> We're using maybe 1% of the spec for 99% of our practice,
> probably because librarians weren't imaginative (as Jim
> Weinheimer would say) enough to think of other use cases
> beyond that most pressing one.
I would suggest it's more because, once you step outside of the primary use case for OpenURL, you end-up bumping into *other* standards.
Dorthea'sblog post that Jakob referenced in his message is a good example of that. She was trying to use OpenURL (via COINS) to get data into Zotero. Mid-way through the post she wonders if maybe she should have gone with unAPI instead.
And, in fact, I think that would have been a better approach. unAPI is better at doing that particular task than OpenURL. And I think that may explain why OpenURL hasn't become the One Standard to Rule Them All, even though it kind of presents itself that way.
--Dave
==================
David Walker
Library Web Services Manager
California State University
http://xerxes.calstate.edu
________________________________________
From: Code for Libraries [[log in to unmask]] On Behalf Of MJ Suhonos [[log in to unmask]]
Sent: Thursday, April 29, 2010 5:17 AM
To: [log in to unmask]
Subject: Re: [CODE4LIB] Twitter annotations and library software
Okay, I know it's cool to hate on OpenURL, but I feel I have to clarify a few points:
> OpenURL is of no use if you seperate it from the existing infrastructure which is mainly held by companies. No sane person will try to build an open alternative infrastructure because OpenURL is a crapy library-standard like MARC etc.
OpenURL is mostly implemented by libraries, yes, but it isn't necessarily *just* a library standard - this is akin to saying that Dublin Core is a library standard. Only sort of.
The other issue I have is that — although Jonathan used the term to make a point — OpenURL is *not* an infrastructure, it is a protocol. Condemning the current OpenURL infrastructure (which is mostly a vendor-driven oligopoly) is akin to saying in 2004 that HTTP and HTML sucks because Firefox hadn't been released yet and all we had was IE6. Don't condemn the standard because of the implementation.
> The OpenURL specification is a 119 page PDF - that alone is a reason to run away as fast as you can.
The main reason for this is because OpenURL can do much, much, much more than the simple "resolve a unique copy" use case that libraries use it for. We're using maybe 1% of the spec for 99% of our practice, probably because librarians weren't imaginative (as Jim Weinheimer would say) enough to think of other use cases beyond that most pressing one.
I'd contend that OpenURL, like other technologies (<cough> XML) is greatly misunderstood, and therefore abused, and therefore discredited. I think there is also often confusion between the KEV schemas and OpenURL itself (which is really what Dorothea's blog rant is about); I'm certainly guilty of this myself, as Jonathan can attest.

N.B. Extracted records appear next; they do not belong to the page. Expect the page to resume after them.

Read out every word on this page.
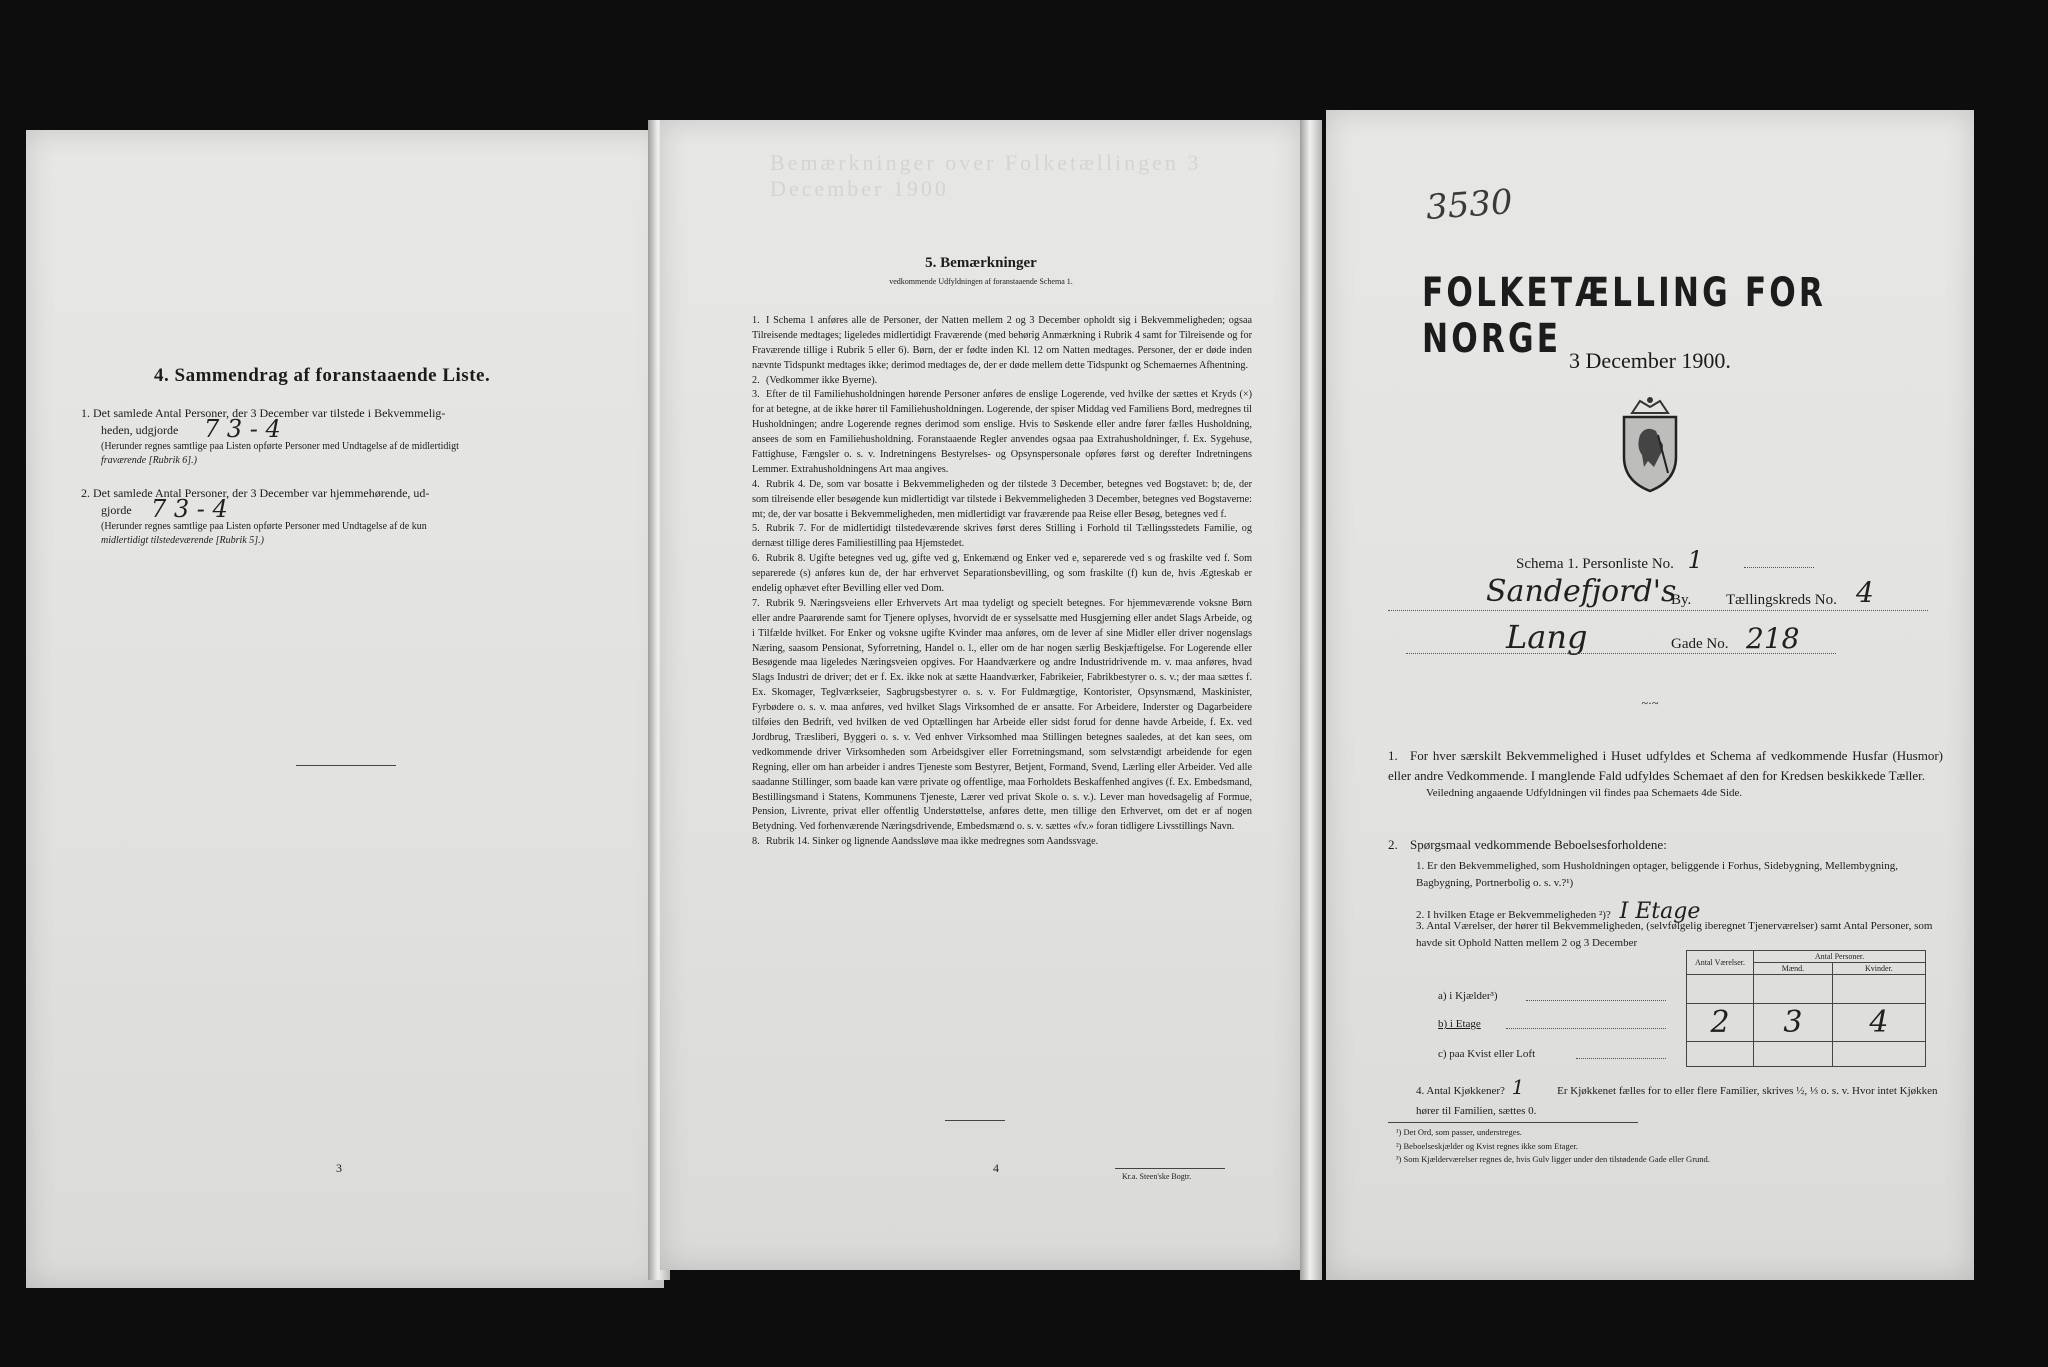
4. Sammendrag af foranstaaende Liste.
1. Det samlede Antal Personer, der 3 December var tilstede i Bekvemmelig-
heden, udgjorde 7 3 - 4
(Herunder regnes samtlige paa Listen opførte Personer med Undtagelse af de midlertidigt
fraværende [Rubrik 6].)
2. Det samlede Antal Personer, der 3 December var hjemmehørende, ud-
gjorde 7 3 - 4
(Herunder regnes samtlige paa Listen opførte Personer med Undtagelse af de kun
midlertidigt tilstedeværende [Rubrik 5].)
3
Bemærkninger over Folketællingen 3 December 1900
5. Bemærkninger
vedkommende Udfyldningen af foranstaaende Schema 1.
1. I Schema 1 anføres alle de Personer, der Natten mellem 2 og 3 December opholdt sig i Bekvemmeligheden; ogsaa Tilreisende medtages; ligeledes midlertidigt Fraværende (med behørig Anmærkning i Rubrik 4 samt for Tilreisende og for Fraværende tillige i Rubrik 5 eller 6). Børn, der er fødte inden Kl. 12 om Natten medtages. Personer, der er døde inden nævnte Tidspunkt medtages ikke; derimod medtages de, der er døde mellem dette Tidspunkt og Schemaernes Afhentning.
2. (Vedkommer ikke Byerne).
3. Efter de til Familiehusholdningen hørende Personer anføres de enslige Logerende, ved hvilke der sættes et Kryds (×) for at betegne, at de ikke hører til Familiehusholdningen. Logerende, der spiser Middag ved Familiens Bord, medregnes til Husholdningen; andre Logerende regnes derimod som enslige. Hvis to Søskende eller andre fører fælles Husholdning, ansees de som en Familiehusholdning. Foranstaaende Regler anvendes ogsaa paa Extrahusholdninger, f. Ex. Sygehuse, Fattighuse, Fængsler o. s. v. Indretningens Bestyrelses- og Opsynspersonale opføres først og derefter Indretningens Lemmer. Extrahusholdningens Art maa angives.
4. Rubrik 4. De, som var bosatte i Bekvemmeligheden og der tilstede 3 December, betegnes ved Bogstavet: b; de, der som tilreisende eller besøgende kun midlertidigt var tilstede i Bekvemmeligheden 3 December, betegnes ved Bogstaverne: mt; de, der var bosatte i Bekvemmeligheden, men midlertidigt var fraværende paa Reise eller Besøg, betegnes ved f.
5. Rubrik 7. For de midlertidigt tilstedeværende skrives først deres Stilling i Forhold til Tællingsstedets Familie, og dernæst tillige deres Familiestilling paa Hjemstedet.
6. Rubrik 8. Ugifte betegnes ved ug, gifte ved g, Enkemænd og Enker ved e, separerede ved s og fraskilte ved f. Som separerede (s) anføres kun de, der har erhvervet Separationsbevilling, og som fraskilte (f) kun de, hvis Ægteskab er endelig ophævet efter Bevilling eller ved Dom.
7. Rubrik 9. Næringsveiens eller Erhvervets Art maa tydeligt og specielt betegnes. For hjemmeværende voksne Børn eller andre Paarørende samt for Tjenere oplyses, hvorvidt de er sysselsatte med Husgjerning eller andet Slags Arbeide, og i Tilfælde hvilket. For Enker og voksne ugifte Kvinder maa anføres, om de lever af sine Midler eller driver nogenslags Næring, saasom Pensionat, Syforretning, Handel o. l., eller om de har nogen særlig Beskjæftigelse. For Logerende eller Besøgende maa ligeledes Næringsveien opgives. For Haandværkere og andre Industridrivende m. v. maa anføres, hvad Slags Industri de driver; det er f. Ex. ikke nok at sætte Haandværker, Fabrikeier, Fabrikbestyrer o. s. v.; der maa sættes f. Ex. Skomager, Teglværkseier, Sagbrugsbestyrer o. s. v. For Fuldmægtige, Kontorister, Opsynsmænd, Maskinister, Fyrbødere o. s. v. maa anføres, ved hvilket Slags Virksomhed de er ansatte. For Arbeidere, Inderster og Dagarbeidere tilføies den Bedrift, ved hvilken de ved Optællingen har Arbeide eller sidst forud for denne havde Arbeide, f. Ex. ved Jordbrug, Træsliberi, Byggeri o. s. v. Ved enhver Virksomhed maa Stillingen betegnes saaledes, at det kan sees, om vedkommende driver Virksomheden som Arbeidsgiver eller Forretningsmand, som selvstændigt arbeidende for egen Regning, eller om han arbeider i andres Tjeneste som Bestyrer, Betjent, Formand, Svend, Lærling eller Arbeider. Ved alle saadanne Stillinger, som baade kan være private og offentlige, maa Forholdets Beskaffenhed angives (f. Ex. Embedsmand, Bestillingsmand i Statens, Kommunens Tjeneste, Lærer ved privat Skole o. s. v.). Lever man hovedsagelig af Formue, Pension, Livrente, privat eller offentlig Understøttelse, anføres dette, men tillige den Erhvervet, om det er af nogen Betydning. Ved forhenværende Næringsdrivende, Embedsmænd o. s. v. sættes «fv.» foran tidligere Livsstillings Navn.
8. Rubrik 14. Sinker og lignende Aandssløve maa ikke medregnes som Aandssvage.
4
Kr.a. Steen'ske Bogtr.
3530
FOLKETÆLLING FOR NORGE 3 December 1900.
Schema 1. Personliste No. 1
Sandefjord's
By. Tællingskreds No. 4
Lang	Gade No. 218
~·~
1. For hver særskilt Bekvemmelighed i Huset udfyldes et Schema af vedkommende Husfar (Husmor) eller andre Vedkommende. I manglende Fald udfyldes Schemaet af den for Kredsen beskikkede Tæller.
Veiledning angaaende Udfyldningen vil findes paa Schemaets 4de Side.
2. Spørgsmaal vedkommende Beboelsesforholdene:
1. Er den Bekvemmelighed, som Husholdningen optager, beliggende i Forhus, Sidebygning, Mellembygning, Bagbygning, Portnerbolig o. s. v.?¹)
2. I hvilken Etage er Bekvemmeligheden ²)? I Etage
3. Antal Værelser, der hører til Bekvemmeligheden, (selvfølgelig iberegnet Tjenerværelser) samt Antal Personer, som havde sit Ophold Natten mellem 2 og 3 December
a) i Kjælder³)
b) i Etage
c) paa Kvist eller Loft
Antal Værelser.	Antal Personer.	
	Mænd.	Kvinder.

2	3	4

4. Antal Kjøkkener? 1	Er Kjøkkenet fælles for to eller flere Familier, skrives ½, ⅓ o. s. v. Hvor intet Kjøkken hører til Familien, sættes 0.
¹) Det Ord, som passer, understreges.
²) Beboelseskjælder og Kvist regnes ikke som Etager.
³) Som Kjælderværelser regnes de, hvis Gulv ligger under den tilstødende Gade eller Grund.
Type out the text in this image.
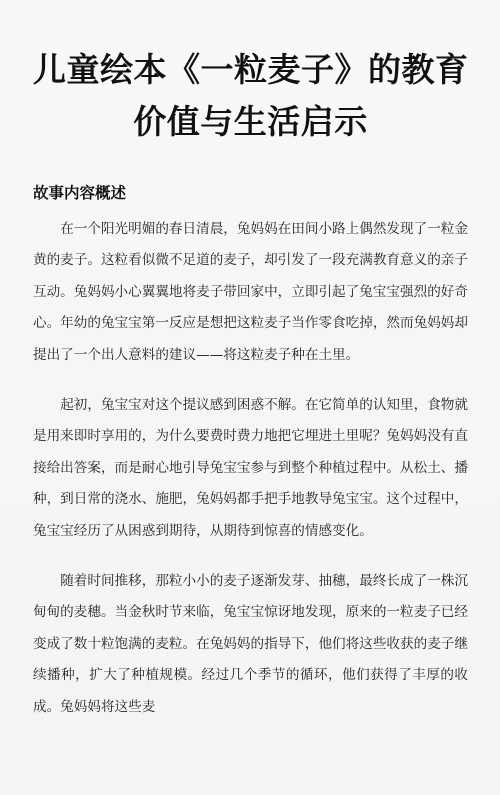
儿童绘本《一粒麦子》的教育
价值与生活启示
故事内容概述

在一个阳光明媚的春日清晨，兔妈妈在田间小路上偶然发现了一粒金黄的麦子。这粒看似微不足道的麦子，却引发了一段充满教育意义的亲子互动。兔妈妈小心翼翼地将麦子带回家中，立即引起了兔宝宝强烈的好奇心。年幼的兔宝宝第一反应是想把这粒麦子当作零食吃掉，然而兔妈妈却提出了一个出人意料的建议——将这粒麦子种在土里。

起初，兔宝宝对这个提议感到困惑不解。在它简单的认知里，食物就是用来即时享用的，为什么要费时费力地把它埋进土里呢？兔妈妈没有直接给出答案，而是耐心地引导兔宝宝参与到整个种植过程中。从松土、播种，到日常的浇水、施肥，兔妈妈都手把手地教导兔宝宝。这个过程中，兔宝宝经历了从困惑到期待，从期待到惊喜的情感变化。

随着时间推移，那粒小小的麦子逐渐发芽、抽穗，最终长成了一株沉甸甸的麦穗。当金秋时节来临，兔宝宝惊讶地发现，原来的一粒麦子已经变成了数十粒饱满的麦粒。在兔妈妈的指导下，他们将这些收获的麦子继续播种，扩大了种植规模。经过几个季节的循环，他们获得了丰厚的收成。兔妈妈将这些麦
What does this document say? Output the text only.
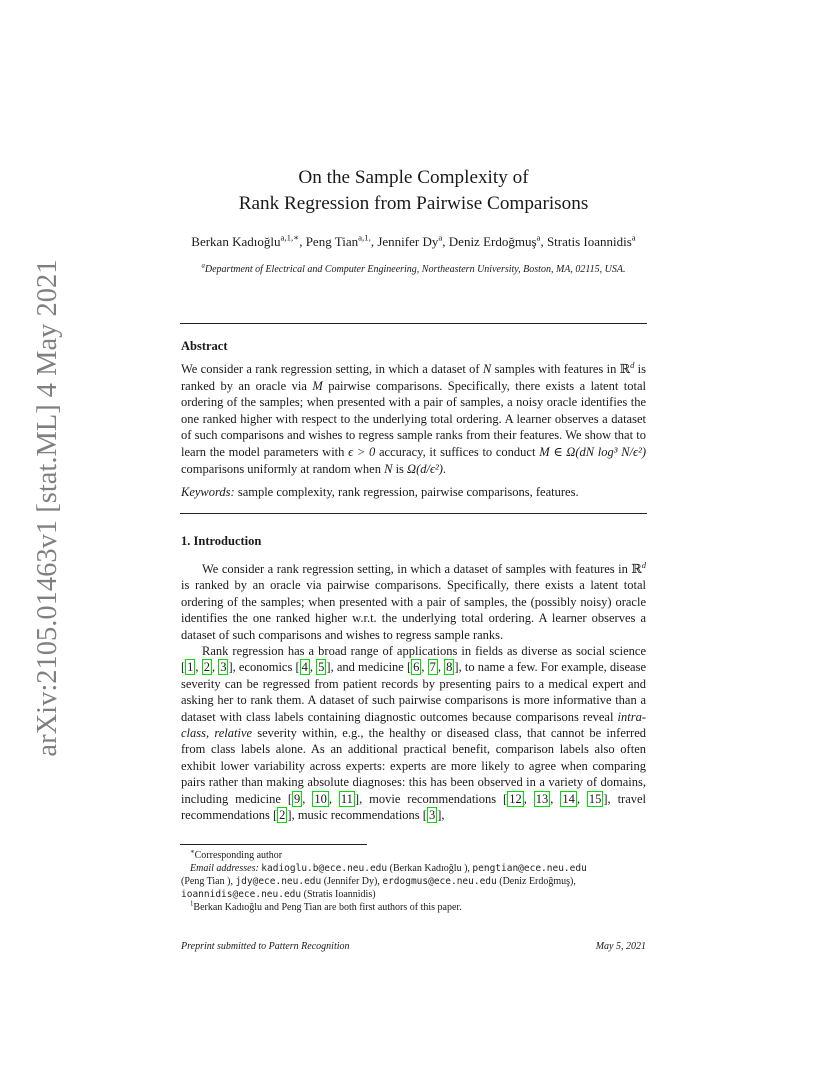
arXiv:2105.01463v1 [stat.ML] 4 May 2021
On the Sample Complexity of
Rank Regression from Pairwise Comparisons
Berkan Kadıoğlu$^{a,1,∗}$, Peng Tian$^{a,1,}$, Jennifer Dy$^a$, Deniz Erdoğmuş$^a$, Stratis Ioannidis$^a$
$^a$Department of Electrical and Computer Engineering, Northeastern University, Boston, MA, 02115, USA.
Abstract
We consider a rank regression setting, in which a dataset of N samples with features in ℝ$^d$ is ranked by an oracle via M pairwise comparisons. Specifically, there exists a latent total ordering of the samples; when presented with a pair of samples, a noisy oracle identifies the one ranked higher with respect to the underlying total ordering. A learner observes a dataset of such comparisons and wishes to regress sample ranks from their features. We show that to learn the model parameters with ϵ > 0 accuracy, it suffices to conduct M ∈ Ω(dN log³ N/ϵ²) comparisons uniformly at random when N is Ω(d/ϵ²).
Keywords: sample complexity, rank regression, pairwise comparisons, features.
1. Introduction

We consider a rank regression setting, in which a dataset of samples with features in ℝ$^d$ is ranked by an oracle via pairwise comparisons. Specifically, there exists a latent total ordering of the samples; when presented with a pair of samples, the (possibly noisy) oracle identifies the one ranked higher w.r.t. the underlying total ordering. A learner observes a dataset of such comparisons and wishes to regress sample ranks.

Rank regression has a broad range of applications in fields as diverse as social science [ 1 , 2 , 3 ], economics [ 4 , 5 ], and medicine [ 6 , 7 , 8 ], to name a few. For example, disease severity can be regressed from patient records by presenting pairs to a medical expert and asking her to rank them. A dataset of such pairwise comparisons is more informative than a dataset with class labels containing diagnostic outcomes because comparisons reveal intra-class, relative severity within, e.g., the healthy or diseased class, that cannot be inferred from class labels alone. As an additional practical benefit, comparison labels also often exhibit lower variability across experts: experts are more likely to agree when comparing pairs rather than making absolute diagnoses: this has been observed in a variety of domains, including medicine [ 9 , 10 , 11 ], movie recommendations [ 12 , 13 , 14 , 15 ], travel recommendations [ 2 ], music recommendations [ 3 ],

∗Corresponding author
Email addresses: kadioglu.b@ece.neu.edu (Berkan Kadıoğlu ), pengtian@ece.neu.edu
(Peng Tian ), jdy@ece.neu.edu (Jennifer Dy), erdogmus@ece.neu.edu (Deniz Erdoğmuş),
ioannidis@ece.neu.edu (Stratis Ioannidis)
$^1$Berkan Kadıoğlu and Peng Tian are both first authors of this paper.
Preprint submitted to Pattern Recognition	May 5, 2021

You don't *have* to use the KEVs with OpenURL, you can use anything, including eg. Dublin Core.
> If a twitter annotation setup wants to get adopted than it should not be build on a crapy complex library standard like OpenURL.
I don't quite understand this (but I think I agree) — twitter annotation should be built on a data model, and then serialized via whatever protocols make sense (which may or may not include OpenURL).
> I must admit that this solution is based on the open assumption that CSL record format contains all information needed for OpenURL which may not the case.
> …
A good example. And this is where you're exactly right that we need better tools, namely OpenURL resolvers which can do much more than they do now. I've had the idea for a number of years now that OpenURL functionality should be merged into aggregation / discovery layer (eg. OAI harvester)-type systems, because, like OAI-PMH, OpenURL can *transport metadata*, we just don't use it for that in practice.
A ContextObject is just a triple that makes a single assertion about two entities (resources): that A "references" B. Just like an RDF statement using <http://purl.org/dc/terms/references>, but with more focus on describing the entities rather than the assertion.
Maybe if I put it that way, OpenURL sounds a little less crappy.